Sahara Watch, in his post, laments "Abram's cynicism". Oh, I wish. The problem with characters such as Abrams is not their cyncism, a word which normally implies some level of hard-headed realism, but rather their unchecked idealism: uneducated on on-the-ground conditions, unconcerned with long-term planning, yet uncompromising on execution. A cynic would be expected to calculate the risks of failure. Elliott Abrams, on the other hand, time after time mistakes brutality and cloak-and-dagger schemes for "realism", all the while promoting the most irrealist of policies, apparently without noticing that they tend to backfire horribly over time. It is telling that the the Bush Sr. administration -- which was nothing if not realist, or even cynical, but in a professional and competent way -- did not let Abrams back into decision-making, even after it freed him of the Iran-Contra charges.

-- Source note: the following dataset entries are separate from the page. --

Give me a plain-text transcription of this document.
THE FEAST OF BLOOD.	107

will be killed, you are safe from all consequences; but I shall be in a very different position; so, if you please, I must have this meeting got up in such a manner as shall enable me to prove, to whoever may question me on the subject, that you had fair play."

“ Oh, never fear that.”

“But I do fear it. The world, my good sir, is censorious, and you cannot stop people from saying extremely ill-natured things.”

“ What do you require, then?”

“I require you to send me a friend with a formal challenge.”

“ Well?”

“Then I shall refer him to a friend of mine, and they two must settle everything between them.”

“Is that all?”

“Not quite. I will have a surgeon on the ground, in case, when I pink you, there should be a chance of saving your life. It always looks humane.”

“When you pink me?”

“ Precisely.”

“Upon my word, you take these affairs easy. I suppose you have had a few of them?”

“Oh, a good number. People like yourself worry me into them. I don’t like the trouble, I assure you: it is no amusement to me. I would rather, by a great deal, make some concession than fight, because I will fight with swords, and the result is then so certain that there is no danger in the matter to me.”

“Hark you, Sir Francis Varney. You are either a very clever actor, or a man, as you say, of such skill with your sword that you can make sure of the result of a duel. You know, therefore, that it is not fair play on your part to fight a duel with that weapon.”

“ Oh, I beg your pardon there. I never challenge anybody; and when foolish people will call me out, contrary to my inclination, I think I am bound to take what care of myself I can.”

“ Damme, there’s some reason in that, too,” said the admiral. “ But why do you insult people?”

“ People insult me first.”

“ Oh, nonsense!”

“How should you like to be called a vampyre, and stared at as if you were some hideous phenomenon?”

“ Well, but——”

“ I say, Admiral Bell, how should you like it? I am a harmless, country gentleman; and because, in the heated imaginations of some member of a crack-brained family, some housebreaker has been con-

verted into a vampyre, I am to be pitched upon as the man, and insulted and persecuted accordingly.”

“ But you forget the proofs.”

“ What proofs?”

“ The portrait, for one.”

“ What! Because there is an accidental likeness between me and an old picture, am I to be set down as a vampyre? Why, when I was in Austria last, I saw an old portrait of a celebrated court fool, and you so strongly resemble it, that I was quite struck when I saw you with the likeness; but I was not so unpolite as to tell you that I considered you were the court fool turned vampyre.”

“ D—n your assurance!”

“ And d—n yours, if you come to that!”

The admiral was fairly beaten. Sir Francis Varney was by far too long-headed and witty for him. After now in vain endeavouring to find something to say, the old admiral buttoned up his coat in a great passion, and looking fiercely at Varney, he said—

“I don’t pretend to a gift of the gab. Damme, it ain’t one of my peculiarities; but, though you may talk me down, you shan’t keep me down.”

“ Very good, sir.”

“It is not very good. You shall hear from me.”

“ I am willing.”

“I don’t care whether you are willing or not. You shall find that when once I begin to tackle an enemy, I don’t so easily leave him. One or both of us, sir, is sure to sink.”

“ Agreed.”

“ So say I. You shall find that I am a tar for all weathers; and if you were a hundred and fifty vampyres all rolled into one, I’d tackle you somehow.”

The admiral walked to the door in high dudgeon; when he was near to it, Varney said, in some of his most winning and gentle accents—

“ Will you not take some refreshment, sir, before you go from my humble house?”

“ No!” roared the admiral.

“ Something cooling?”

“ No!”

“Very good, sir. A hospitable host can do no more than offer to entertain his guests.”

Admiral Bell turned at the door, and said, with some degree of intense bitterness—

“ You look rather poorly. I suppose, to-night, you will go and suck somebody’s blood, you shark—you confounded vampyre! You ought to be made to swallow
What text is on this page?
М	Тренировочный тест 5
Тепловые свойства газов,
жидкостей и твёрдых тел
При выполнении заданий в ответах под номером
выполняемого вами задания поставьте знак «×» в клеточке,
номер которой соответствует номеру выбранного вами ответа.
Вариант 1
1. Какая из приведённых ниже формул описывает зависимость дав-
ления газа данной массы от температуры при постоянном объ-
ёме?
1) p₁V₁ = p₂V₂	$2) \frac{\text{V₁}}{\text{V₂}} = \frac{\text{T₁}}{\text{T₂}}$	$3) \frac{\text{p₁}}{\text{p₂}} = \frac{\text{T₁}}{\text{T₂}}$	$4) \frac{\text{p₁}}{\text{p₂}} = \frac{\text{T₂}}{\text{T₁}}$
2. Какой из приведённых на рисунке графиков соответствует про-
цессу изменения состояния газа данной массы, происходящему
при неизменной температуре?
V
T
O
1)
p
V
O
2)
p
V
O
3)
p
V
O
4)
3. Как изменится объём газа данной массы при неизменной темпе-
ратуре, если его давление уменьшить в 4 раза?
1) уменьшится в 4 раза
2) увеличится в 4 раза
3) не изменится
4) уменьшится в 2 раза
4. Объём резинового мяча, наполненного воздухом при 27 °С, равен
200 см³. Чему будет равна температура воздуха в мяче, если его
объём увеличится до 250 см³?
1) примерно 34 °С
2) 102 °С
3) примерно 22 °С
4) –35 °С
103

Nothing wrong, I say, in counting armed force and clandestine action among the means of foreign policy, and nothing wrong in sticking to your guns when there are important policy goals at stake. But violence and single-mindedness will never by themselves substitute for good planning and sensible ambitions. In fact, it will only accentuate the flaws of faulty or nonexistent planning -- something made all too clear by the mega-débacle now unfolding in Iraq. If Elliott Abrams has really taken the reins of US Maghreb policy, then we're in for a wild ride. And if his track record is anything to go by, the casualties will not only be maghrebine civilians, but are certain to include a few of those US policy goals he'll be claiming to defend.
- ASVDH reports more sentences of demonstrators in El Aaiún, with a second batch of protesters to face trial soon. All in all, eleven Sahrawis have recently been condemned to between five months and five years in prison, for various crimes relating to street protests, displaying illegal symbols (the Western Sahara flag) and "disturbing the order".
- The Secretary-General's report has finally been made official, but the UN documentation library web is down.
Also: don't miss The Arabist's fascinating post on sand storms. He writes mostly of the Egyptian khamsin, but there's plenty of of sand flying around in Western Sahara too, so it qualifies for inclusion here.